Thirty years ago yesterday, the singer-songwriter, Prince changed his name to an unpronounceable symbol on his 35th birthday and from then on people referred to him as “the artist formerly known as Prince”.
Recently Kanye West has done the same, going from his full name to a 2-letter moniker, Ye. While the latter has offered an explanation of sorts—he has always loved “ye”– which according to him is the most common word in the Bible—Prince’s reason has always been somewhat mysterious. Now Variety is offering to shed some long-deferred light.

Prince had always been a provocative, perplexing and often strange artist, and frequently used symbols (such as an eye for “I”) or numbers (such as 4 for “for”) in his album artwork. But changing his name to a symbol was a new peak. People asked, is it a joke, a trick, a stunt to get him out of his label contract — which had just been renewed in a purportedly “$100 million deal” — or had he finally gone over the edge?
In the face of so much speculation, Prince told MTV News’ Kurt Loder in 1999, “Very simply, my spirit directed me to do it. And once I did it, a lot of things started changing in my life. People can say something about Prince, and it used to bother me. Once I changed my name, it had no effect on me.”
Michael Pagnotta, his then-independent publicist, has said:
“It’s one of those moments in, at least, recent music history, that almost everybody remembers, whether they think it’s funny or brilliant or stupid: One of the most famous musicians or even people in the world erases themselves almost completely and turns their name into a unpronounceable glyph? It was so ridiculous and so unheard of, but at the same time, like, incredibly modern, or something?”

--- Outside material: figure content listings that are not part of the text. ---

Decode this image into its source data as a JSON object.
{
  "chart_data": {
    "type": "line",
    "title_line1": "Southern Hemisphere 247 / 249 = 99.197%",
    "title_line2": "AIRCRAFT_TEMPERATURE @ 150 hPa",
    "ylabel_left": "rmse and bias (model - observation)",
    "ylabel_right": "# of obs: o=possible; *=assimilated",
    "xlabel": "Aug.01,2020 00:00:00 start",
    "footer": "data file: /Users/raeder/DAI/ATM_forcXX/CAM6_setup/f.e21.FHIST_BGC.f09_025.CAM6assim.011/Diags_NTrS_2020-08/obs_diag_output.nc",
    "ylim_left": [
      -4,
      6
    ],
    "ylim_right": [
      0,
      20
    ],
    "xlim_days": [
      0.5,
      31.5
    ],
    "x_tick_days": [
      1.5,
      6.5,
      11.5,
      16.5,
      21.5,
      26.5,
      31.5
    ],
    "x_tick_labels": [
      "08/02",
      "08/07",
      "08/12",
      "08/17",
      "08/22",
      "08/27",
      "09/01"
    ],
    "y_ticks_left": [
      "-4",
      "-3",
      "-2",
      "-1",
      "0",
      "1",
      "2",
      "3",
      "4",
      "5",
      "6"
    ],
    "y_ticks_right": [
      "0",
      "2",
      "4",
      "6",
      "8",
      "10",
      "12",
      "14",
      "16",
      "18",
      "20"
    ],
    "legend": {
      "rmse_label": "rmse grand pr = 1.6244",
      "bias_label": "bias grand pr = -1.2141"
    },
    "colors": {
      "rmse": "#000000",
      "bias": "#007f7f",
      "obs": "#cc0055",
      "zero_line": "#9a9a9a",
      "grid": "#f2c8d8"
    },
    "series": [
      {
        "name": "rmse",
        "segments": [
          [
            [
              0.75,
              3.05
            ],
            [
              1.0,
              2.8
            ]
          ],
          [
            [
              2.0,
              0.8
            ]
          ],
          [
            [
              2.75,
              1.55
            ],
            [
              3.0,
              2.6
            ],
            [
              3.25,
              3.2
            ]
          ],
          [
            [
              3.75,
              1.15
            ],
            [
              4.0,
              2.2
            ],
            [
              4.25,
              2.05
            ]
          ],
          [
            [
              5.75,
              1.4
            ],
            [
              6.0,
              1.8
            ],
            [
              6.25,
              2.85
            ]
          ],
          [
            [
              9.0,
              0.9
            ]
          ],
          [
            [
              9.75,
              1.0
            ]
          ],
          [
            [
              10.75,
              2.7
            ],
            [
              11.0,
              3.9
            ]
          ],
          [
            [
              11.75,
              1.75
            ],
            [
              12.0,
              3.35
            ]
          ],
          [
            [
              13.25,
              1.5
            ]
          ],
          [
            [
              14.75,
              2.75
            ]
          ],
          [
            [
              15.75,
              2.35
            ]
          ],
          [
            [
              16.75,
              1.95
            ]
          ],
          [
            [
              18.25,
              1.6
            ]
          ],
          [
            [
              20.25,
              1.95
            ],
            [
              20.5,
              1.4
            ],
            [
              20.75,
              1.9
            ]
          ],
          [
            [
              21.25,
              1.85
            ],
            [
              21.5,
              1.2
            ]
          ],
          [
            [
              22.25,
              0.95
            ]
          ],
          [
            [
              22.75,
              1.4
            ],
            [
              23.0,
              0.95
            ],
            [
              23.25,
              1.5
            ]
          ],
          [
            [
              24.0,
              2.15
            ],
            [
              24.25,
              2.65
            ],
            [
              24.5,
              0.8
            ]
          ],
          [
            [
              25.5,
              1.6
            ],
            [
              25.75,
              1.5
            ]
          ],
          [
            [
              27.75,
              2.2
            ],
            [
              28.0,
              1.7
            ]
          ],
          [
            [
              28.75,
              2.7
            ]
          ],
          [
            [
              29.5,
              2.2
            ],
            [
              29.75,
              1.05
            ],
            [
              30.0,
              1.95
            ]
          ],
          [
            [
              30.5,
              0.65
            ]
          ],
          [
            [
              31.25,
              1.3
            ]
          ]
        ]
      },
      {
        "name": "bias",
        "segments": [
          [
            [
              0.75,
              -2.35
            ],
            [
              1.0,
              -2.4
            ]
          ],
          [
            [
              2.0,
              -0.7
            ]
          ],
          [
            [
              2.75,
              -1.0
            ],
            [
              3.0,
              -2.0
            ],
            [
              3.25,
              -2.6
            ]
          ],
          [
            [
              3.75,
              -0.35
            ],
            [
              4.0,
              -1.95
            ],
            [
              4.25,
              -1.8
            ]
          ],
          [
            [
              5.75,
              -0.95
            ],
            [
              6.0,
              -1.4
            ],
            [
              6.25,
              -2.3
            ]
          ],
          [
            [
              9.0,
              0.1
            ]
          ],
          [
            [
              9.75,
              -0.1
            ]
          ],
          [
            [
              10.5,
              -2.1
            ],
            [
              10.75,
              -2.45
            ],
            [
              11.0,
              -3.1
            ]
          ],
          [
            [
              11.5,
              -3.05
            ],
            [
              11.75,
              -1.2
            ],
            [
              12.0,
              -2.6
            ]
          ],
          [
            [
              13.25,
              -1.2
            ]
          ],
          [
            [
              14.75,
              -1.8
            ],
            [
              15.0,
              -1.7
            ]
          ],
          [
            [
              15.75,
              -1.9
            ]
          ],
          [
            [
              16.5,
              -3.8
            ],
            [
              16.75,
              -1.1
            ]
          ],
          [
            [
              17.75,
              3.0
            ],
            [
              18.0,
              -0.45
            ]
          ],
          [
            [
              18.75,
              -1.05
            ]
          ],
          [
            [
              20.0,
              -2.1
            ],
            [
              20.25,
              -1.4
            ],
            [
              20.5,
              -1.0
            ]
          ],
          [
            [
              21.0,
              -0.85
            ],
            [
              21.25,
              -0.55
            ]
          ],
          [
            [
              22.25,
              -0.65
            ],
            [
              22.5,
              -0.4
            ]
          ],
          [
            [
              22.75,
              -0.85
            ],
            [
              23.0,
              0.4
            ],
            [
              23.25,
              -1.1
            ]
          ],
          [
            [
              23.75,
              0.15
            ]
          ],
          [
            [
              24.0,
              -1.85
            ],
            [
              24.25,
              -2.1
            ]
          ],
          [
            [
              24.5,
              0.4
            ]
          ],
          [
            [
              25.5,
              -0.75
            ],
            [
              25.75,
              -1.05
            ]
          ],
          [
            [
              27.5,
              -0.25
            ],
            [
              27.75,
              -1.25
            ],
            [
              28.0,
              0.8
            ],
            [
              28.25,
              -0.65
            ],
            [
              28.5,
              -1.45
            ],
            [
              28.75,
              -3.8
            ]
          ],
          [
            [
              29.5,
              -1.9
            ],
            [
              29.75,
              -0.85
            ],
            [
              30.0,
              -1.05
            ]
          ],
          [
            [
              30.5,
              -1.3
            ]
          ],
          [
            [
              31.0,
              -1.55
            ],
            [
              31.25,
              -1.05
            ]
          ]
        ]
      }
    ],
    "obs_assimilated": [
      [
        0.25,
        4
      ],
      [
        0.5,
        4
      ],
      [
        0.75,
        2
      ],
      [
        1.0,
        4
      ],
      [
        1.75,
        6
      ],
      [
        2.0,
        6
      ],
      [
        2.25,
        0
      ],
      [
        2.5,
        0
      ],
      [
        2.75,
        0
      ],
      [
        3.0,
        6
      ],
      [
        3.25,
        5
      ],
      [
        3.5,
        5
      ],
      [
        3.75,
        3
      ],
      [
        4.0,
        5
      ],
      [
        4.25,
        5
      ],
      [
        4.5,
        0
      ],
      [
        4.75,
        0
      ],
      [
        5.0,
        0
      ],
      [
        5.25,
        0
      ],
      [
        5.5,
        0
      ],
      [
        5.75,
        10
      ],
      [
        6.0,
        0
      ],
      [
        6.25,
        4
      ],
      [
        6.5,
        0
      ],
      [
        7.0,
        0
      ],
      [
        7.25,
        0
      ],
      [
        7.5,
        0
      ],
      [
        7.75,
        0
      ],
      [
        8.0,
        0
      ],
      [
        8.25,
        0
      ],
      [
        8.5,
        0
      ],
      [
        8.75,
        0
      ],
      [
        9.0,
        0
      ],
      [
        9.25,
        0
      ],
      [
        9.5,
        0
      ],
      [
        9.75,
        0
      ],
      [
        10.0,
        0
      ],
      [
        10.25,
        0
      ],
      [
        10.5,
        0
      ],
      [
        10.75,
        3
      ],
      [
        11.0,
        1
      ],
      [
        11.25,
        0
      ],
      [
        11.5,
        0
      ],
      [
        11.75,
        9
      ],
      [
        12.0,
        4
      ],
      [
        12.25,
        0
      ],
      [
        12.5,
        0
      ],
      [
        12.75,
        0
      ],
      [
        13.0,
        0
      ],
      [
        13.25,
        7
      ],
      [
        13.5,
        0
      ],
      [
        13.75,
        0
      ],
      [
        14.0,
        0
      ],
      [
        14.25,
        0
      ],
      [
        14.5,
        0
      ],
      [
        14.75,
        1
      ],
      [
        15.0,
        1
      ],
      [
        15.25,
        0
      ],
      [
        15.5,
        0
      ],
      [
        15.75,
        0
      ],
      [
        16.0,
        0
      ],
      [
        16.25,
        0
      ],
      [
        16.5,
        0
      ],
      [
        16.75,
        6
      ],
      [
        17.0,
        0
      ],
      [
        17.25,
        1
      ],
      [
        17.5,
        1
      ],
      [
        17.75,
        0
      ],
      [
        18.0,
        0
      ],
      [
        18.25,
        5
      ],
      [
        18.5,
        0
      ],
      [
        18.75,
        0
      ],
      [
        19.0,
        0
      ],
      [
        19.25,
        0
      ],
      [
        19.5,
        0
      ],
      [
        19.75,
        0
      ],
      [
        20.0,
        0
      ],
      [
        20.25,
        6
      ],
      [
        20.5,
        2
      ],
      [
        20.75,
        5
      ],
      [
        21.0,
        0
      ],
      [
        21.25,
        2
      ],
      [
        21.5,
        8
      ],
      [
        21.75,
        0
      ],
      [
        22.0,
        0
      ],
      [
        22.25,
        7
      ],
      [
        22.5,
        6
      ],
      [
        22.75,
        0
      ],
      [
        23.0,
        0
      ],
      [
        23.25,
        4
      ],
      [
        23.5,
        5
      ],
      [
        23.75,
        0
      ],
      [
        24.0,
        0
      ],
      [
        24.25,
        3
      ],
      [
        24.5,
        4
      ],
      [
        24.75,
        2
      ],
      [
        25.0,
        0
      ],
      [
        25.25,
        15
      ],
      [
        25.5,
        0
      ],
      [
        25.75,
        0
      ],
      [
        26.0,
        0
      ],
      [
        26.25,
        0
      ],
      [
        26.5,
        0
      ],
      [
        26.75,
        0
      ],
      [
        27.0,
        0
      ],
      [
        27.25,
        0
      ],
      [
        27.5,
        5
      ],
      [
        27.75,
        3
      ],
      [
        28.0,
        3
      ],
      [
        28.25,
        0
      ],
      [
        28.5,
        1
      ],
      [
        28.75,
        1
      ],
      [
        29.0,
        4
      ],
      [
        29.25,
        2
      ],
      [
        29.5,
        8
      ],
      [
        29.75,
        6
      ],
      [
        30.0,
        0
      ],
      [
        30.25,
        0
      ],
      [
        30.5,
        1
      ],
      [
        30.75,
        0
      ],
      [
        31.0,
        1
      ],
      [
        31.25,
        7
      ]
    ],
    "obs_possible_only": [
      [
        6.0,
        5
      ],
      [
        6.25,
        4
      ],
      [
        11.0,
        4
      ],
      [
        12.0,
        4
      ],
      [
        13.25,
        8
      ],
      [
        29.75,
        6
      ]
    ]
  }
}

Prince announced the decision in a statement that read, “It is an unpronounceable symbol whose meaning has not been identified. It’s all about thinking in new ways, tuning in 2 a new free-quency.”
The symbol, originally a combination of the common gender symbols for male and female, previously had appeared in slightly different form in the artwork of several Prince albums, first on “1999” and later on the sleeves of “Purple Rain”. Because that symbol could not be copyrighted, Prince hired Minneapolis design studio HDMG to alter it, adding a horn-like element. He copyrighted that version and first used it as the unpronounceable title of his otherwise title-less 1992 album, commonly referred to as “Love Symbol.”
However, while Prince was one of the most successful acts on one of the most artist-friendly record companies in industry history, Warner Bros. was adamant about not giving in on two main issues that created constant friction: that he couldn’t release music as often as he wanted, and that the company, and not he, owned the rights to his recordings. Prince’s frustration with the situation grew so heated that he began painting the word “Slave” on his face and ultimately left the company when his contract was completed in 1996.
Around that time Prince decided he wanted his record masters back from Warner Bros. but their response was essentially, “You should have thought that before you renegotiated your contract.”
Jeff Gold, VP at Warner, said, “Prince was constantly doing the unexpected…It becomes apparent pretty quickly that he’s doing this so he can say, ‘Well, you guys signed Prince, but I’m not Prince anymore: I’m the symbol’.” He got the freedom he wanted.
Most people don’t realize that the symbol as name lasted only about five years, after which he reverted to his name. Pagnotta explained that coincidentally or not, while he was the symbol, his music went into a slump, but “he changed it back to Prince and started playing the hits again, and his tours made millions of dollars.”
In retrospect, he adds, “At the time, of course, it just seemed like the most ridiculous thing that anybody could ever do. But now it seems genuinely historic.”